Drink drive campaigns using ‘intelligence-led’ operations to target motorists

The holidays are fast approaching, while revellers celebrate the season with work nights out and Christmas parties, the police are fighting back against drink driving with renewed vigour, a problem which is especially rife at this time of year.

The new national drink drive campaign is notable for continuing to push ‘intelligence-led’ operations which will target motorists who get behind the wheel while under the influence of alcohol or other substances. Police across the UK will be targeting local hot spots for drink driving which have proved busy in the past, such as popular nightlife spots packed with bars and restaurants.

In an interview with the Metro, the National Police Chiefs’ Council lead for roads policing, Chief Constable Anthony Bangham, said: ‘Thousands of people still get behind the wheel after drinking or taking drugs, so this year we are supporting forces who want to tell the personal stories of lives lost and families torn apart. Our recent operations have shown higher rates of detection for drugs and alcohol than in recent years, which means the scale of the problem is still a real concern.’

He noted that even a small amount of drugs or alcohol left in the system – often from the night before – can still impair motorists’ ability to drive and cause serious accidents on the road.

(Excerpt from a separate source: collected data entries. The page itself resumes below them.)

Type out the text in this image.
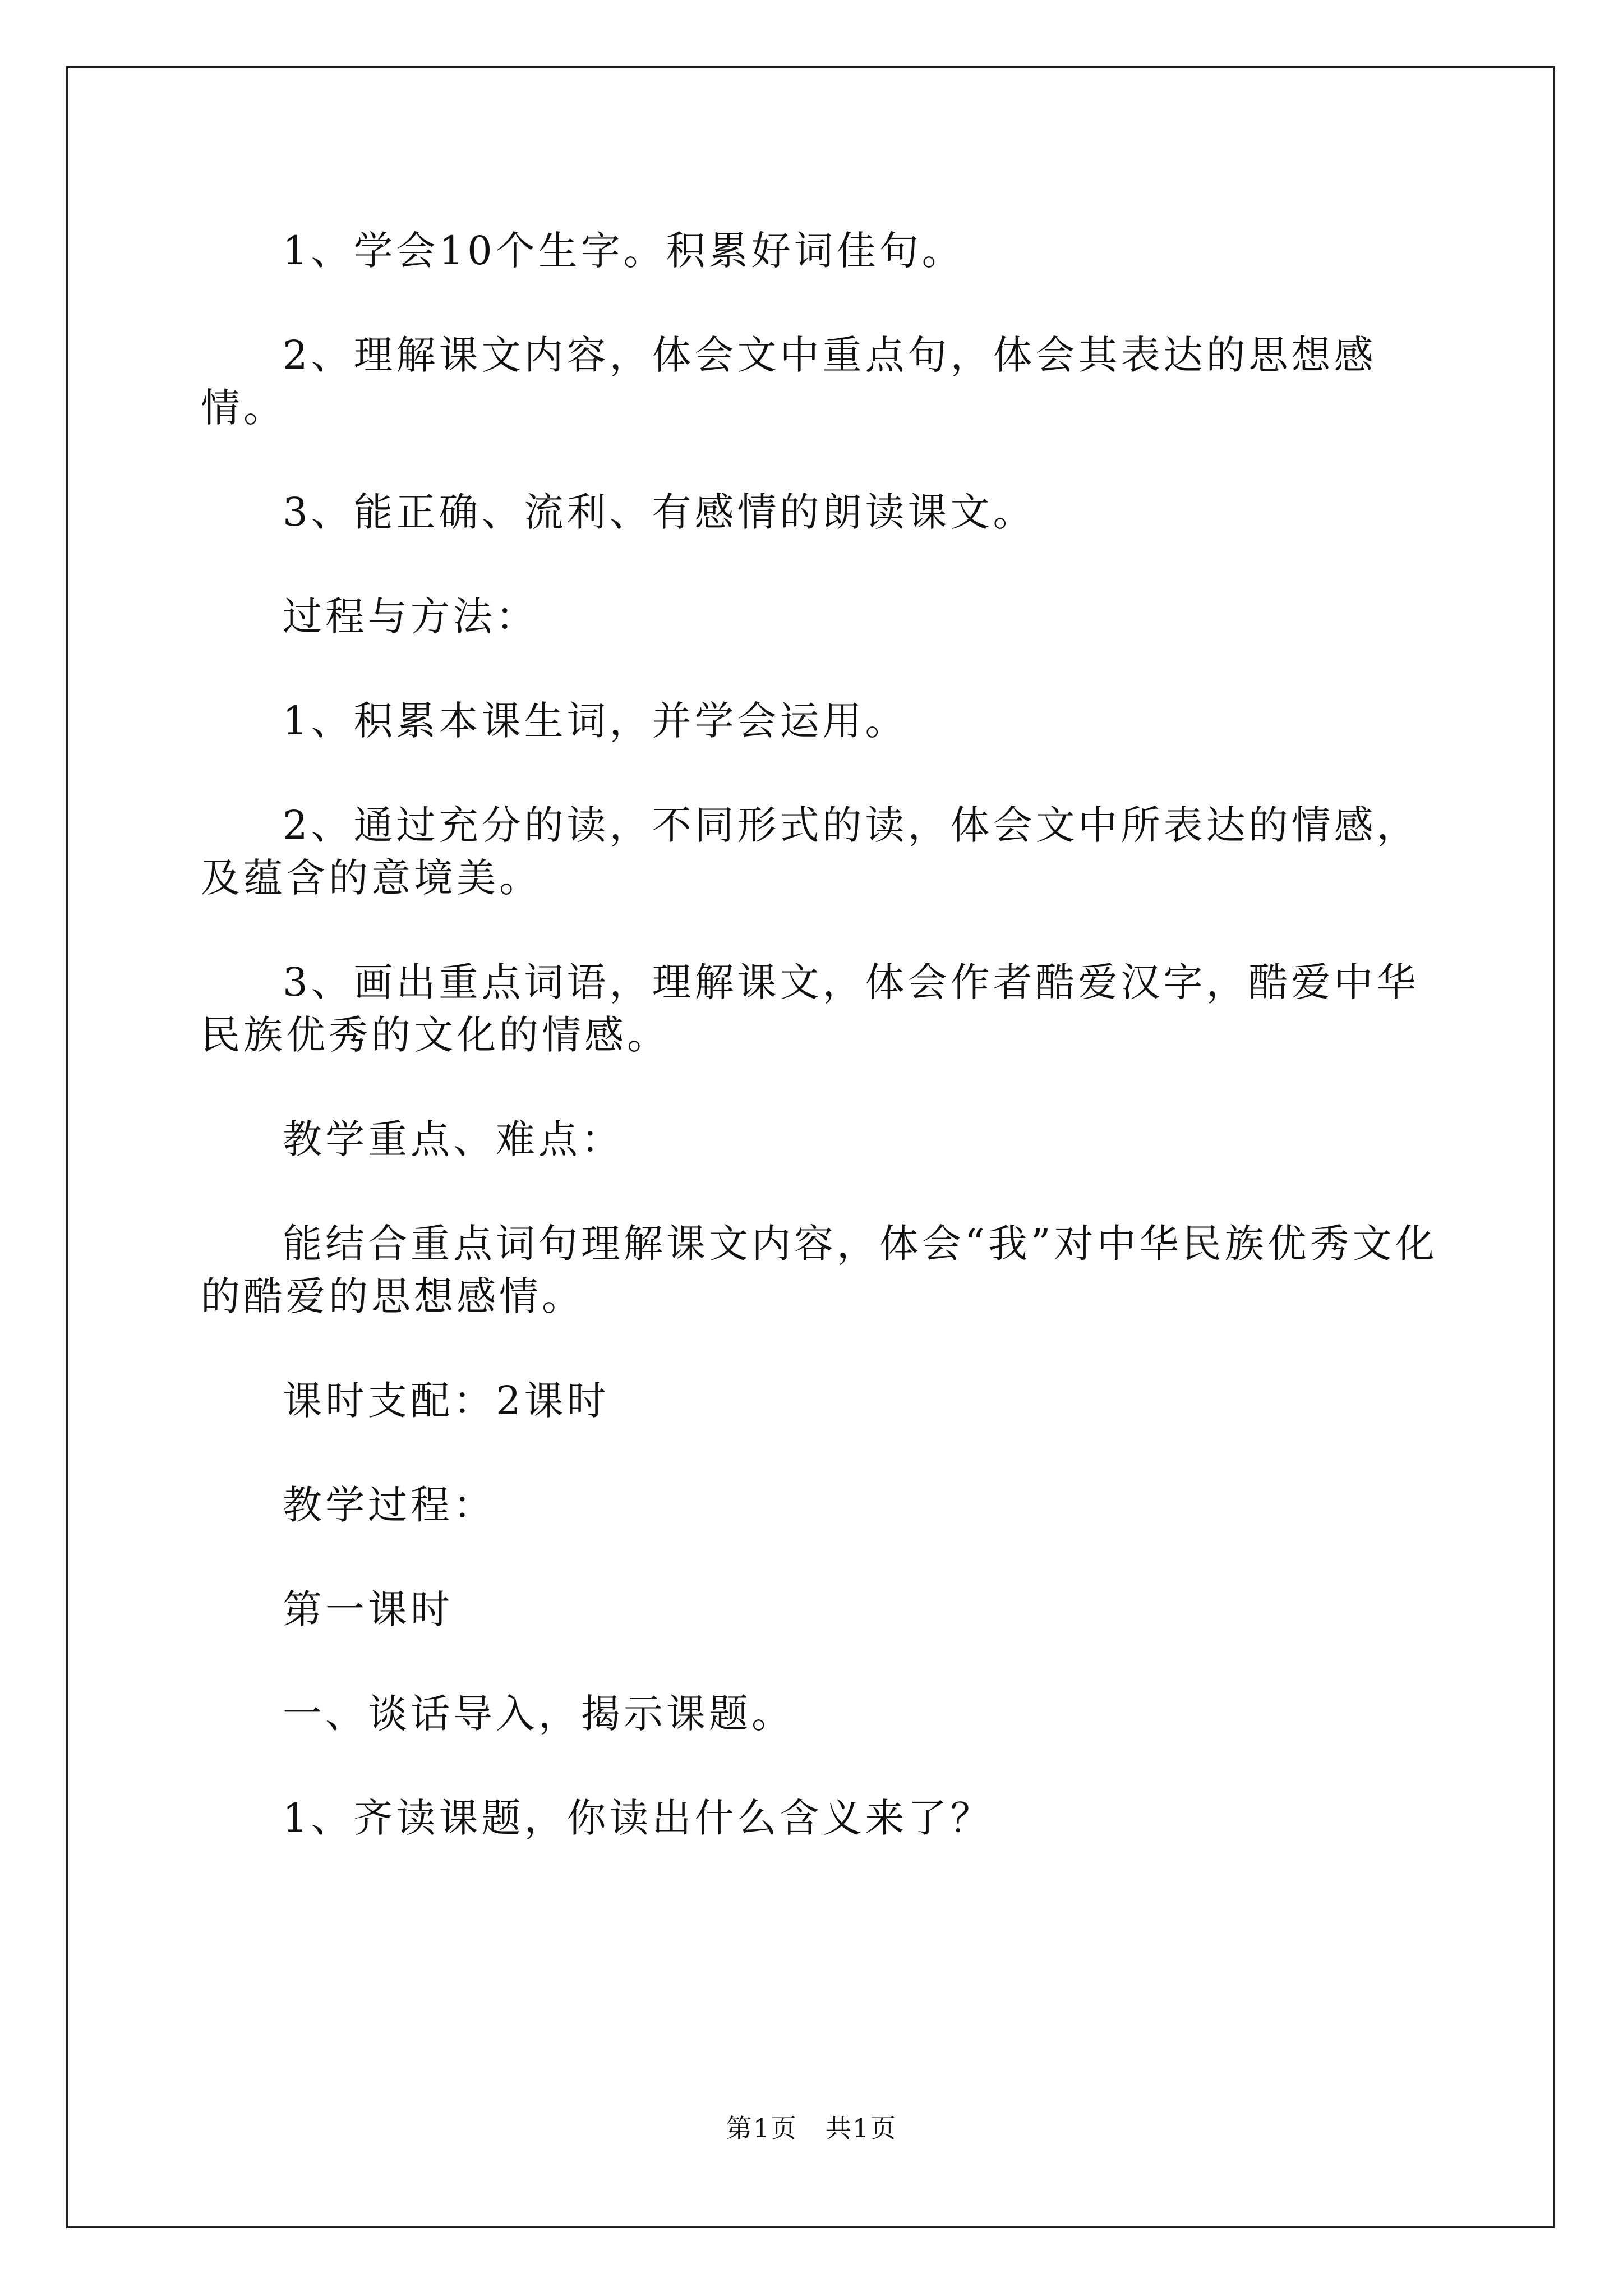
1、学会10个生字。积累好词佳句。

2、理解课文内容，体会文中重点句，体会其表达的思想感情。

3、能正确、流利、有感情的朗读课文。

过程与方法：

1、积累本课生词，并学会运用。

2、通过充分的读，不同形式的读，体会文中所表达的情感，及蕴含的意境美。

3、画出重点词语，理解课文，体会作者酷爱汉字，酷爱中华民族优秀的文化的情感。

教学重点、难点：

能结合重点词句理解课文内容，体会“我”对中华民族优秀文化的酷爱的思想感情。

课时支配：2课时

教学过程：

第一课时

一、谈话导入，揭示课题。

1、齐读课题，你读出什么含义来了？

第1页 共1页
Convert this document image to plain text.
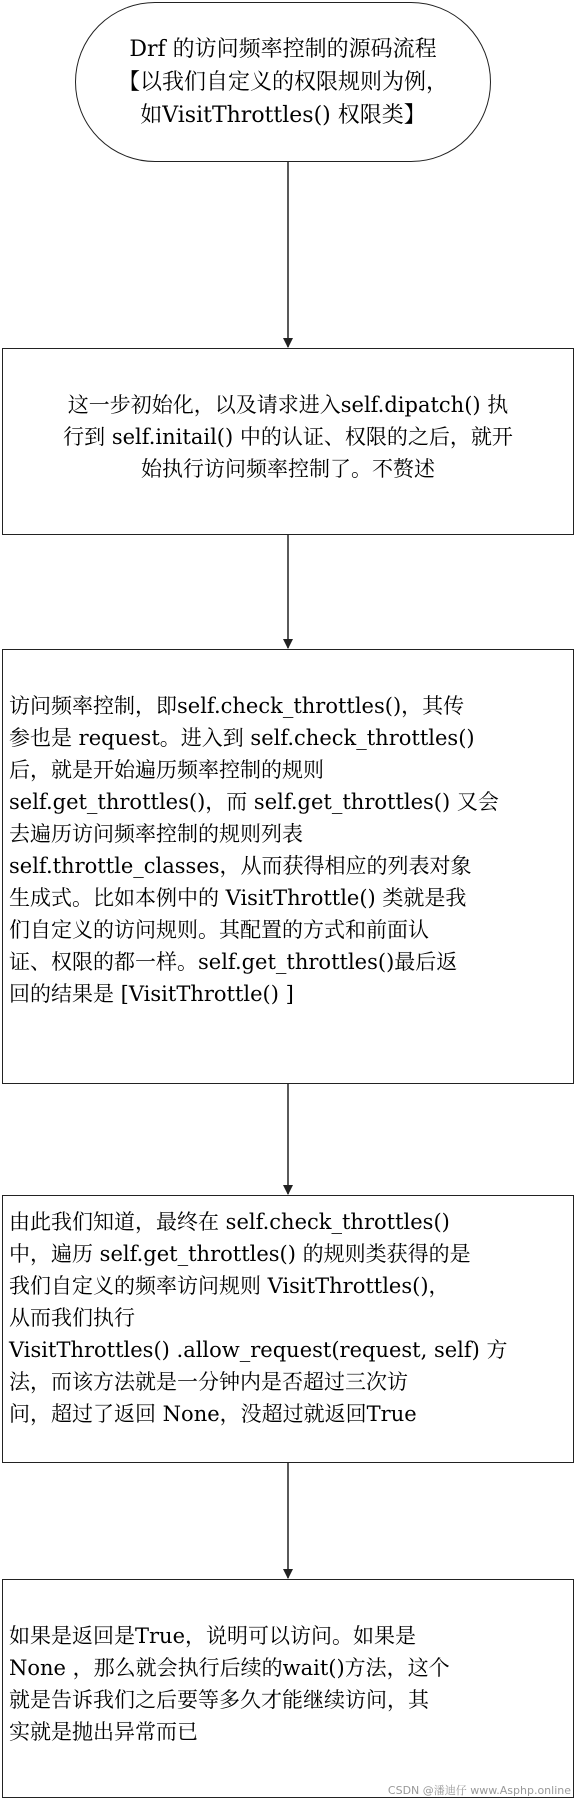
Drf 的访问频率控制的源码流程
【以我们自定义的权限规则为例，
如VisitThrottles() 权限类】
这一步初始化，以及请求进入self.dipatch() 执
行到 self.initail() 中的认证、权限的之后，就开
始执行访问频率控制了。不赘述
访问频率控制，即self.check_throttles()，其传
参也是 request。进入到 self.check_throttles()
后，就是开始遍历频率控制的规则
self.get_throttles()，而 self.get_throttles() 又会
去遍历访问频率控制的规则列表
self.throttle_classes，从而获得相应的列表对象
生成式。比如本例中的 VisitThrottle() 类就是我
们自定义的访问规则。其配置的方式和前面认
证、权限的都一样。self.get_throttles()最后返
回的结果是 [VisitThrottle() ]
由此我们知道，最终在 self.check_throttles()
中，遍历 self.get_throttles() 的规则类获得的是
我们自定义的频率访问规则 VisitThrottles()，
从而我们执行
VisitThrottles() .allow_request(request, self) 方
法，而该方法就是一分钟内是否超过三次访
问，超过了返回 None，没超过就返回True
如果是返回是True，说明可以访问。如果是
None ，那么就会执行后续的wait()方法，这个
就是告诉我们之后要等多久才能继续访问，其
实就是抛出异常而已
CSDN @潘迪仔 www.Asphp.online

While police across the England and Wales crackdown on drink drivers, the Yorkshire police are planning to target older motorists this year; the West Yorkshire Police have reported a growing problem with drink driving among motorists over the age of 35. Their drink drive campaign features older drivers holding up placards with examples of situations which often lead to drinking and driving, in an attempt to make drivers think – and plan ahead – before falling into such a predicament themselves.

Drinking and driving is a major cause of road traffic accidents in the UK and many road traffic accidents (RTA) claims are made by victims of driving while under the influence. While the numbers of incidents are still rising each year, one can only hope that the this year’s drink driving awareness campaign will make a positive impact.